Доктор достает из широких штанин бутылочку гематогена и наливает несколько капель в золотую стопочку размером с наперсток.
Насчет меня он тоже справлялся:
— Ну как тут моя Нунча? — Не заходя во двор, улыбается мне в окно.— Поди ко мне, любимая Нунченька, угощу гематогенчиком. Так уж и быть…
— Да я уж здоровая детина, маленьким отдайте.
— Пока не выпьешь, не уйду.
Я смеюсь и с готовностью открываю рот — вкусно.
— Геронтий Александрович, а почему вы меня называете Нунчей?
— Принесу тебе книжечку Максима Горького. Вырастешь и прочтешь.
…Лошадь убила Колю Портартура. Она дремала стоя, а Коля подошел сзади с ведром, чтоб ее попоить. С хвоста-то нельзя подходить. Лошадь, испугавшись, ударила задним копытом Колю по голове. Народ собрался. Геронтий
Александрович сел возле убитого, сжав кулак возле рта. Принесли рогожи, и он бережно прикрыл пострадавшего.
Жаль было на доктора смотреть, и когда умница одна мучилась, мучилась от болей в ногах, да и послушалась народную «докторицу»: «Собери побольше пиявок и подпусти к больным местам». Та обрадовалась и подпустила их несчетное количество. Лежала в сарае и блаженно уходила от болей, а также от жизни…
— Боже мой,— дрожащим голосом произнес Геронтий Александрович.— Я догадывался, я говорил с ней…
На похороны пошел тогда впервые, до этого не ходил никогда, может, оттого, что свою вину чувствовал.
Я все думаю и думаю о родном хуторе, о дорогих мне людях… Скольких уж нет… Ненароком и Геронтий Александрович скончается — похуже он стал, послабее. Недаром на кладбище пошел…

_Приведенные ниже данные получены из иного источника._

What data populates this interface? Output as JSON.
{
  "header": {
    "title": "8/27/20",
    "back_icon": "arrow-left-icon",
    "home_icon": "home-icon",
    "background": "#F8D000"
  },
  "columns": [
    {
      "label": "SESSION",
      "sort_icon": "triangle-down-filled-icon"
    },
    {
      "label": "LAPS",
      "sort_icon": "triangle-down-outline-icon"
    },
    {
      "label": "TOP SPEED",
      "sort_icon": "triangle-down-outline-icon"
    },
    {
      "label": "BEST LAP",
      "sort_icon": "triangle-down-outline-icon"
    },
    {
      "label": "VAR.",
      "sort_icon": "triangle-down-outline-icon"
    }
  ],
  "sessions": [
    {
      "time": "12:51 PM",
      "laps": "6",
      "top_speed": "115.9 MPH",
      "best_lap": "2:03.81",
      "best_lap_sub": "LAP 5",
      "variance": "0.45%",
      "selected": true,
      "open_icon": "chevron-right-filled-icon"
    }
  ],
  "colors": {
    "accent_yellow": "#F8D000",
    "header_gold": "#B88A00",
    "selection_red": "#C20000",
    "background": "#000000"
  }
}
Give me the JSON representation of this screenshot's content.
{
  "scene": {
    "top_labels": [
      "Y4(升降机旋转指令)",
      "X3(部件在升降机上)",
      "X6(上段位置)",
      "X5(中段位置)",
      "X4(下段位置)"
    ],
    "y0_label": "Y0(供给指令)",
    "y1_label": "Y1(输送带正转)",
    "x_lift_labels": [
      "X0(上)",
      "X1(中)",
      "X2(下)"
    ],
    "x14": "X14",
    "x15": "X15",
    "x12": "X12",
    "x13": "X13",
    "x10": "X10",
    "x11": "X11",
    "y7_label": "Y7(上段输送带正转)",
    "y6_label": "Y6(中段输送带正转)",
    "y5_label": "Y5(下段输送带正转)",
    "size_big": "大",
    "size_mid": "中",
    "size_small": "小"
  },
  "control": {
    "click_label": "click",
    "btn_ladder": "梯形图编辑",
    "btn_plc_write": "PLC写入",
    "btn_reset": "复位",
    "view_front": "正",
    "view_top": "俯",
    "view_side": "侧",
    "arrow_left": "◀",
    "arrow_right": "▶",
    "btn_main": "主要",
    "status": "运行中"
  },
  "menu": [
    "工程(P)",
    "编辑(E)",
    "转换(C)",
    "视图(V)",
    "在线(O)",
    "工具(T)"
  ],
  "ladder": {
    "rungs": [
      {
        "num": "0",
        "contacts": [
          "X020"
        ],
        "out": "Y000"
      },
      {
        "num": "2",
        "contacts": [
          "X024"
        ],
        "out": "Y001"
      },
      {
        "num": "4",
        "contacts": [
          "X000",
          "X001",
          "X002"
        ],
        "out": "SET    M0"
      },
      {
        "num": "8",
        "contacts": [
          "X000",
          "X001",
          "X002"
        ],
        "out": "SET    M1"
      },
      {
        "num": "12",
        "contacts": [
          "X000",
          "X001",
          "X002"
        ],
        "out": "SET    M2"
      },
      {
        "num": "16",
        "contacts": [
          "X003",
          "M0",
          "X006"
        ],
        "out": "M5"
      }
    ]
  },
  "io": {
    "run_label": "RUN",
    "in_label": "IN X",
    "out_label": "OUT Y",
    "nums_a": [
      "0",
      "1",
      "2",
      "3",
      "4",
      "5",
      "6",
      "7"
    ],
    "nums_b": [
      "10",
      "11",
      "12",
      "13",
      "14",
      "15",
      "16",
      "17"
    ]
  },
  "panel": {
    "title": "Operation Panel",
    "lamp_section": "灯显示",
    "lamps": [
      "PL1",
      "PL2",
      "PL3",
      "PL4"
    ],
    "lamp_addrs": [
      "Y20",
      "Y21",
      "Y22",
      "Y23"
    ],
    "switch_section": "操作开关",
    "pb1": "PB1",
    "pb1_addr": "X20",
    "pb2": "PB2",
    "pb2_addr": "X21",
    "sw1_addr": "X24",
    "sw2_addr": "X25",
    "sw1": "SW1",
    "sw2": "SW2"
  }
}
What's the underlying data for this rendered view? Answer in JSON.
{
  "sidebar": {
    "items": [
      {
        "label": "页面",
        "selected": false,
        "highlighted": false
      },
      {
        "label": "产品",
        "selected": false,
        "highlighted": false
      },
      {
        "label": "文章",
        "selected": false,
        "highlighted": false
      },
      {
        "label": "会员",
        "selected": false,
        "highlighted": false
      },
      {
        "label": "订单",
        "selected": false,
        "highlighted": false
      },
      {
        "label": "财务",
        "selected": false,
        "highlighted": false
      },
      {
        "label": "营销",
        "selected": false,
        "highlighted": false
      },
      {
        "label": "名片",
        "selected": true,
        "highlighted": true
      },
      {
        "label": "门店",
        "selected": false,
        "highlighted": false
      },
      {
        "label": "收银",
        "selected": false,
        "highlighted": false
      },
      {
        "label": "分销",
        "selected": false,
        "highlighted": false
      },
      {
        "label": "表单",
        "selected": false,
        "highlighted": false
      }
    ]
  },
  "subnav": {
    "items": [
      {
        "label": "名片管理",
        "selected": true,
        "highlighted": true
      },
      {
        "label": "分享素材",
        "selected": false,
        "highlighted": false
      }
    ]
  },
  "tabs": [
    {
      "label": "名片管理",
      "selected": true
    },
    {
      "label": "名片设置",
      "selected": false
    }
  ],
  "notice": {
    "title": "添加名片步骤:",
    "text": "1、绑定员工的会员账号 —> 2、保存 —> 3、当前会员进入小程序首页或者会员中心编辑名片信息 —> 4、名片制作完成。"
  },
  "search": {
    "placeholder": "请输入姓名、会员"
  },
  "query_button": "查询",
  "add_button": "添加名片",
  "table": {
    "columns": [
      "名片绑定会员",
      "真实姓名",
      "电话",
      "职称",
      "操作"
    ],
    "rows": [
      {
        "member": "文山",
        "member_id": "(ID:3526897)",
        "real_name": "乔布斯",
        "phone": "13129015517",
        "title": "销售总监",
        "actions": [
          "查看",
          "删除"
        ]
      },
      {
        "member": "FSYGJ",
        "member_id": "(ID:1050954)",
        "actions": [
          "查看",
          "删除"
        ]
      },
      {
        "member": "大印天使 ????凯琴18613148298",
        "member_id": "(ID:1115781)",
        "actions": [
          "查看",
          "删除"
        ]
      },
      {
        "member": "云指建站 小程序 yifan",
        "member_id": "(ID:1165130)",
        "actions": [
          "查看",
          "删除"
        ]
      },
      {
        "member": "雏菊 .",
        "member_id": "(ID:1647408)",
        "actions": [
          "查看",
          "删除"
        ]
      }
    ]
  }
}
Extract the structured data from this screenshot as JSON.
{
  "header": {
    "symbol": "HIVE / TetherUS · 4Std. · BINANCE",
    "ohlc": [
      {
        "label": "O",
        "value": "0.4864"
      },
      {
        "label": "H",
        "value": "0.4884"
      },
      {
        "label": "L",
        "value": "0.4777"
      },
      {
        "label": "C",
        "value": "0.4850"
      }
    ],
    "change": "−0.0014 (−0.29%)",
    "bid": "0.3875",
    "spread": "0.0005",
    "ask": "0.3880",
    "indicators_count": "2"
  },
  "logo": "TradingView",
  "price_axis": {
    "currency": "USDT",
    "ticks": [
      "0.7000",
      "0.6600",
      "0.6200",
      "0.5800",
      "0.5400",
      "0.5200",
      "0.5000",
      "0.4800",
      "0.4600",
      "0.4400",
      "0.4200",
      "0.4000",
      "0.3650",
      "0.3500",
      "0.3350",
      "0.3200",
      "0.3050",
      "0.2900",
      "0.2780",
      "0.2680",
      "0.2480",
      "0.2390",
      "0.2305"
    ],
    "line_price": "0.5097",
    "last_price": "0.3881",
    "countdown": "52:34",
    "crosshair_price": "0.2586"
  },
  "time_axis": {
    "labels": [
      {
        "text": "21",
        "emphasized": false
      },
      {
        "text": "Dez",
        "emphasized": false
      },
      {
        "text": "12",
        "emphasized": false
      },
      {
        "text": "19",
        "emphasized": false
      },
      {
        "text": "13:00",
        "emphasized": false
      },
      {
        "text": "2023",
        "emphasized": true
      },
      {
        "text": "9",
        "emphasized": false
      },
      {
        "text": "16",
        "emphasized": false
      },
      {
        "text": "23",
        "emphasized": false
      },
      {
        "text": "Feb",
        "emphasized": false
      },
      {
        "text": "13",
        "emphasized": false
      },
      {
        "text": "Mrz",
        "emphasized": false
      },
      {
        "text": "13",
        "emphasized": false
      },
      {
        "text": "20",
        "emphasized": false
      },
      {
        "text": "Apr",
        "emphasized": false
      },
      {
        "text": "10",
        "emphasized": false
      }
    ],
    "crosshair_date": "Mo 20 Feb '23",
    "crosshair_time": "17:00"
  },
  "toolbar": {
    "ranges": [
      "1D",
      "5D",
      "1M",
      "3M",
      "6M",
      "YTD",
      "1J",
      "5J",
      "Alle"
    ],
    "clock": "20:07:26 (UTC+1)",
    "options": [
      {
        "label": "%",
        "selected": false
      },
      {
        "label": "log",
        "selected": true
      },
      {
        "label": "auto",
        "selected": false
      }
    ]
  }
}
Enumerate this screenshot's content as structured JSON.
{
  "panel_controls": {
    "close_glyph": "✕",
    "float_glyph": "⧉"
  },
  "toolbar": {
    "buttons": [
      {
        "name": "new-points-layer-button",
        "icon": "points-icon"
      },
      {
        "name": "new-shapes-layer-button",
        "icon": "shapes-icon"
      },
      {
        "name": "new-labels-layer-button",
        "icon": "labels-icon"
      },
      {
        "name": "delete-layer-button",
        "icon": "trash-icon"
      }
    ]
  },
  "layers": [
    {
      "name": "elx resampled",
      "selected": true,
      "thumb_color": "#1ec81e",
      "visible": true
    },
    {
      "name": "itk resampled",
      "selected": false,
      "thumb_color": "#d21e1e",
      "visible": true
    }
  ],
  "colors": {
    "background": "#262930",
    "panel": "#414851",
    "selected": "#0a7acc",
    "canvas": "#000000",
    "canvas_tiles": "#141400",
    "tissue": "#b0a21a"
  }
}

Может, вернуться мне домой? Может, все к черту — и эту Москву, и искусство? Я с ними хочу быть! Мне без них плохо!
— Ба-а-тюшки! Шторм начинается! — завопила тетка.
Каким он будет — малым, большим? Бабы, как обычно, на колени с мольбой к небу. «Свят, свят»,— бурчим мы под брезентом. Вот она, негодная тучка! Покидало, покидало нас на штормовых волнах да и сбило с меня печаль-тоску по дому…
МАМА
В школе я успешно писала сочинения, они даже в край посылались как лучшие. Есть люди, сами собой выделенные. Есть смирные, боязливые, усердно выполняющие свою работу, но все молчком. А есть боевые, как мама. Меня все время понукали: почему про мать свою не напишешь? Пускай вся округа знает, какие мы. Напиши про мать. Убедили. Я рано стала пером по бумаге водить, свои впечатления записывать. В Москву даже приехала с какими-то «наработками». Маленький рассказ «Квартирант» был опубликован в газете «Пионерская правда».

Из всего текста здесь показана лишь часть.